Macron was immediately rebutted by German Chancellor Olaf Scholz, but his inconvenient statement has ignited a lively debate. On March 8 Poland’s foreign minister Radek Sikorski stated that the presence of NATO forces in Ukraine is “not unthinkable” and that he “appreciated” the French president for not ruling out the idea. In a March 10 interview Czech Republic President Petr Pavel stated he is not opposed to the official deployment of alliance troops to Ukraine. Just a few days later Finnish Foreign Minister Elina Valtonen agreed Western countries should not rule out the notion of sending troops to Ukraine. Baltic leaders have long been outspoken about the gravity of the Russian threat. Last month Lithuania’s Foreign Minister Gabrielius Landsbergis said Wednesday he was grateful for the debate that Macron had initiated, adding “nothing can be taken off the table, no option can be rejected out of hand,” while Estonian Prime Minister Kaja Kallas insisted nothing should be ruled out in the effort to ensure that Ukraine wins and Russia loses the war. The ambiguity in the Western position that Macron has introduced should be welcomed. It is not in the West’s interest to limit its own options.

In addition to the topical issues of the day the Paris Defence and Security Forum provided insight into the human requirements for future European security beyond just military alone. According to General Benoit Durieux—Director of the Institute of Higher Studies of National Defence—“We must think in a larger framework—the non-military dimension of national defense…. Including how to counter the narratives of the authoritarian states.” A stream of sessions focused on the need to attract France’s best and brightest to the vocation of national security. A session on coercive negotiation underscored the inconvenient reality that not all conflicts have win/win options. At the Ecole Militaire General Durieux encourages transformative pedagogy in professional military education to cultivate the critical thinking strategists needed to prevail in the 21st century and highlighted the Ecole de Guerre’s leadership in this.

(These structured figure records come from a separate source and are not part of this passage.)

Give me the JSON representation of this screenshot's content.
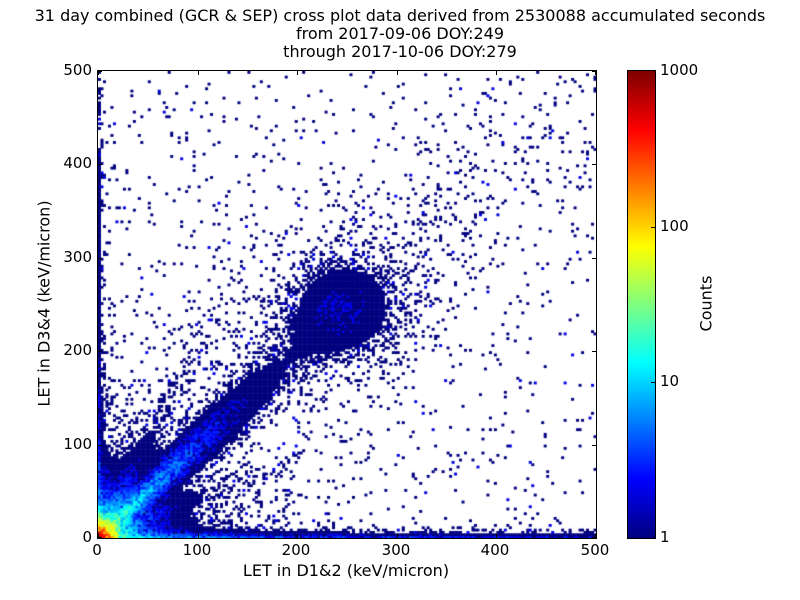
{
  "page": {
    "background": "#ffffff"
  },
  "title": {
    "line1": "31 day combined (GCR & SEP) cross plot data derived from 2530088 accumulated seconds",
    "line2": "from 2017-09-06 DOY:249",
    "line3": "through 2017-10-06 DOY:279"
  },
  "chart_data": {
    "type": "heatmap",
    "subtype": "2d-histogram cross plot (log-color density scatter)",
    "title": "31 day combined (GCR & SEP) cross plot data derived from 2530088 accumulated seconds",
    "subtitle": [
      "from 2017-09-06 DOY:249",
      "through 2017-10-06 DOY:279"
    ],
    "accumulated_seconds": 2530088,
    "date_from": "2017-09-06",
    "doy_from": 249,
    "date_through": "2017-10-06",
    "doy_through": 279,
    "xlabel": "LET in D1&2 (keV/micron)",
    "ylabel": "LET in D3&4 (keV/micron)",
    "xlim": [
      0,
      500
    ],
    "ylim": [
      0,
      500
    ],
    "x_ticks": [
      0,
      100,
      200,
      300,
      400,
      500
    ],
    "y_ticks": [
      0,
      100,
      200,
      300,
      400,
      500
    ],
    "x_tick_labels": [
      "0",
      "100",
      "200",
      "300",
      "400",
      "500"
    ],
    "y_tick_labels": [
      "0",
      "100",
      "200",
      "300",
      "400",
      "500"
    ],
    "grid": false,
    "colorbar": {
      "label": "Counts",
      "scale": "log",
      "min": 1,
      "max": 1000,
      "tick_labels": [
        "1000",
        "100",
        "10",
        "1"
      ],
      "colormap": "jet",
      "low_color": "#000080",
      "high_color": "#800000"
    },
    "features": [
      "intense hotspot at the origin (LET < ~25 keV/micron in both detector pairs) reaching ~1000 counts per bin (dark red core, orange/yellow/green/cyan rings)",
      "coincident diagonal band y = x running from the origin to about (430,430); cyan (~10-30 counts) below ~(60,60), fading to single counts, with a mild clump near (245,245)",
      "dense strip of low-count events along y = 0 across the full 0-500 x range",
      "thin strip of events along x = 0 across the full 0-500 y range",
      "fainter radial streaks from the origin above and below the main diagonal",
      "sparse isolated single-count events (dark navy pixels) scattered over the whole plane"
    ],
    "density_model": {
      "bins": 200,
      "seed": 20170906,
      "cap": 1400,
      "components": [
        {
          "kind": "radial",
          "amplitudes": [
            1300,
            40,
            3
          ],
          "scales": [
            5,
            14,
            38
          ]
        },
        {
          "kind": "ray",
          "slope": 1.0,
          "amp": 18,
          "base_width": 2,
          "width_growth": 0.06,
          "length_scale": 70,
          "tail_amp": 0.35,
          "tail_length": 260
        },
        {
          "kind": "blob",
          "x": 245,
          "y": 245,
          "sigma": 33,
          "amp": 1.1
        },
        {
          "kind": "ray",
          "slope": 2.1,
          "amp": 2.5,
          "base_width": 2,
          "width_growth": 0.05,
          "length_scale": 70,
          "tail_amp": 0,
          "tail_length": 1
        },
        {
          "kind": "ray",
          "slope": 0.45,
          "amp": 2.0,
          "base_width": 2,
          "width_growth": 0.05,
          "length_scale": 60,
          "tail_amp": 0,
          "tail_length": 1
        },
        {
          "kind": "corner_cloud",
          "amp": 3.0,
          "x_scale": 50,
          "y_scale": 35
        },
        {
          "kind": "hband",
          "amp": 9,
          "y_scale": 3.2,
          "x_floor": 0.28,
          "x_scale": 130
        },
        {
          "kind": "vband",
          "amp": 3.5,
          "x_scale": 2.6,
          "y_floor": 0.22,
          "y_scale": 130
        },
        {
          "kind": "background",
          "amp": 0.045,
          "scale": 550,
          "floor": 0.007
        }
      ]
    }
  }
}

General Thierry Burkhard, Chief of Staff of the French Armed Forces, concluded the forum with a very sober characterization of the current security environment; “The dynamic of force has supplanted the system of law. Using one’s military power has once again become a sign of expression or affirmation of sovereignty… There is a desire to create an alternative order by countries whose common denominator is the rejection of the North, that is to say the West. Russia wants to tear down the edifice of international law put in place after the Second World War.”

Is this apparent ferment in France sufficient to motivate European and American leaders—to wake them up from their sleepwalking stroll toward defeat? Will it wake up European somnambulant publics? Is it possible Macron’s strategic ambiguity and the Paris Defence and Strategy Forum are indicative of a more strategically resolute France? That would be very welcome, but talk is talk; will French defense spending flatline at 2 percent? Will France be the first to station forces on the ground in Ukraine? Is France willing to call Putin’s bluff? Even if France does take the lead, will others follow? We shall see.


Michael Miklaucic is a Senior Fellow at National Defense University and the Editor-in-Chief of the PRISM journal. The opinions expressed in this article are his and are not official statements of policy or opinion National Defense University or the Department of Defense.